Amazon India launched a $250 million investment fund, Amazon Smbhav, on Thursday to finance start-ups. The fund will invest in start-ups and entrepreneurs who are working to digitize small and medium businesses (SMBs) and accelerate technology-driven advances in agriculture and healthcare.
At the four-day Amazon Smbhav summit, which begins on Thursday, the multinational e-commerce company, which has been accused by local traders of favoring favored sellers and engaging in unfair market practices, unveiled a slew of initiatives for small businesses.
The Local Shops on Amazon initiative, according to Amazon, aims to add nearly one million Indian offline retailers and neighborhood stores to its marketplace by 2025. It will also launch the ‘Spotlight North East’ project, which aims to put 50,000 artisans, weavers, and small businesses online from the region’s eight states by 2025, as well as raise exports of key commodities such as tea and spices.
“These initiatives reaffirm Amazon’s commitment to digitize 10 million small businesses, enable $10 billion in exports, and create one million jobs by 2025,” the company said. Local traders have launched ‘asmbhav,’ a virtual event to “raise voice against practices of international e-commerce retailers,” in response to the firm’s annual Smbhav event, which it launched last year to celebrate its growing group of SMBs.

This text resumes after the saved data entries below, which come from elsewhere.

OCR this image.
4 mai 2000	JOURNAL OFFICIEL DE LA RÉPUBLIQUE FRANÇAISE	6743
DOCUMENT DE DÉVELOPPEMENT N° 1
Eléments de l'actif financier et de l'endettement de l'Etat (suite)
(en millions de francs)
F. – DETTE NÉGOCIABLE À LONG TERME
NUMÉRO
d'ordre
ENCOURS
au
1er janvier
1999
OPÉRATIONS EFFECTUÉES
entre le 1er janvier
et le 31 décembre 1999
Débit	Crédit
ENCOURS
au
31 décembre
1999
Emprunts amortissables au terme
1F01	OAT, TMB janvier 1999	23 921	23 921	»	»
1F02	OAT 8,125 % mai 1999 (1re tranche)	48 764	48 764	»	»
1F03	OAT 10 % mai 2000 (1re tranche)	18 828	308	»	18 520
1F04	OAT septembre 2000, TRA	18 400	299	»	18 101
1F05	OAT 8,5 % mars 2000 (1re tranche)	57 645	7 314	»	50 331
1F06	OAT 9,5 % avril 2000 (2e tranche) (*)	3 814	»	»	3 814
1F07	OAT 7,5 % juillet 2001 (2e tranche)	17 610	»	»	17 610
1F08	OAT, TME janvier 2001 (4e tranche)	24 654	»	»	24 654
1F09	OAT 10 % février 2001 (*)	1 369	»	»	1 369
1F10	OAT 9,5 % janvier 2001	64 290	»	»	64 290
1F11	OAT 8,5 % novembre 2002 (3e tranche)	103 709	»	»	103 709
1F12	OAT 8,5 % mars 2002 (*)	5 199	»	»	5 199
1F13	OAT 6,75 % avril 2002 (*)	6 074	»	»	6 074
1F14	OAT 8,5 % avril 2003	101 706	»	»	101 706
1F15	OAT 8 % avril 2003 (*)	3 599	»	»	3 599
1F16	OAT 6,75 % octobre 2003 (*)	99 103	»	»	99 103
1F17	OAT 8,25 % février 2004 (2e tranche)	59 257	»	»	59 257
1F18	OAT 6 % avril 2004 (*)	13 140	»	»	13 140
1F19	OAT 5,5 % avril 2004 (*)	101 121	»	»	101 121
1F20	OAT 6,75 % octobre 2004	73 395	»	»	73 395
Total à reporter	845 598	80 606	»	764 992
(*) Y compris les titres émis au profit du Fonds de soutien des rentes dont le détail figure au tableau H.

Over 6,00,000 small Indian traders, dealers, and merchants, both offline and online, are represented and supported at the summit.

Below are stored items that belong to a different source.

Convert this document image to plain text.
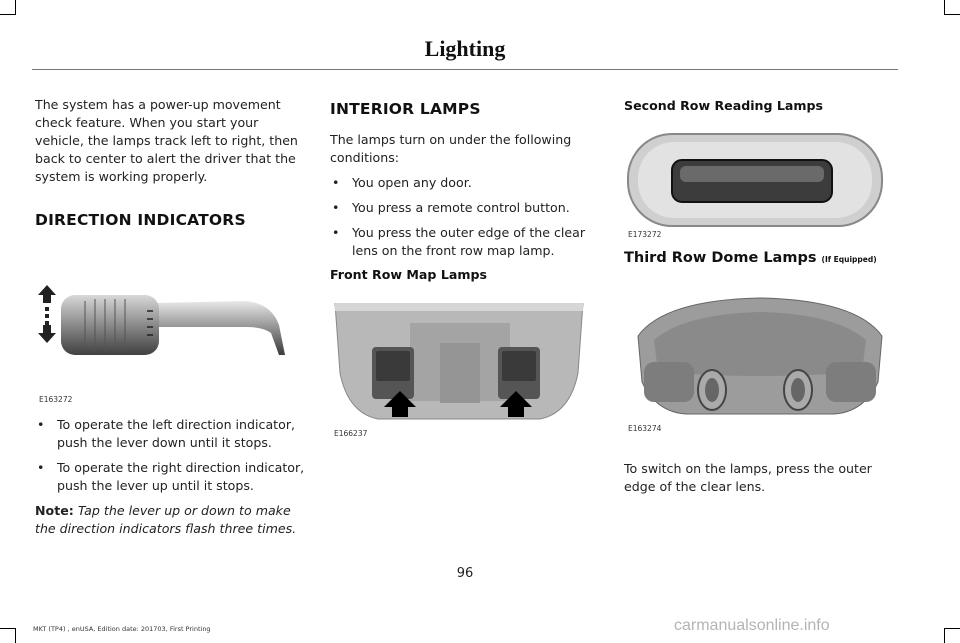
Lighting

The system has a power-up movement check feature. When you start your vehicle, the lamps track left to right, then back to center to alert the driver that the system is working properly.

DIRECTION INDICATORS
E163272
• To operate the left direction indicator, push the lever down until it stops.
• To operate the right direction indicator, push the lever up until it stops.

Note: Tap the lever up or down to make the direction indicators flash three times.

INTERIOR LAMPS

The lamps turn on under the following conditions:

• You open any door.
• You press a remote control button.
• You press the outer edge of the clear lens on the front row map lamp.
Front Row Map Lamps
E166237
Second Row Reading Lamps
E173272
Third Row Dome Lamps (If Equipped)
E163274

To switch on the lamps, press the outer edge of the clear lens.

96
MKT (TP4) , enUSA, Edition date: 201703, First Printing	carmanualsonline.info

They said in a statement that a key topic that came up at the event was the need for tighter enforcement and penalties for wrongdoings committed by international retailers posing as marketplaces.
“My proposal is for the RBI to investigate Fema violations wherever they occur so that international platforms can be tested and stopped if they are defaulters,” said Ashwani Mahajan of the Swadeshi Jagran Manch.
Traders argue that while Amazon claims to have lakhs of sellers on its website, selected sellers account for nearly 80% of the company’s revenue.
The topic of ill-treatment of small retailers by “so-called platform owners turned marketplaces” was also addressed, according to the trader groups. “The small to medium-sized traders have been continuously subjected to a cruel prejudice by the international retailers,” said Abhay Raj Mishra, president of Prahar. It is clear that these merchants have no reason other than to serve as lifeless statistics for the big platforms to brag about their reach and depth.”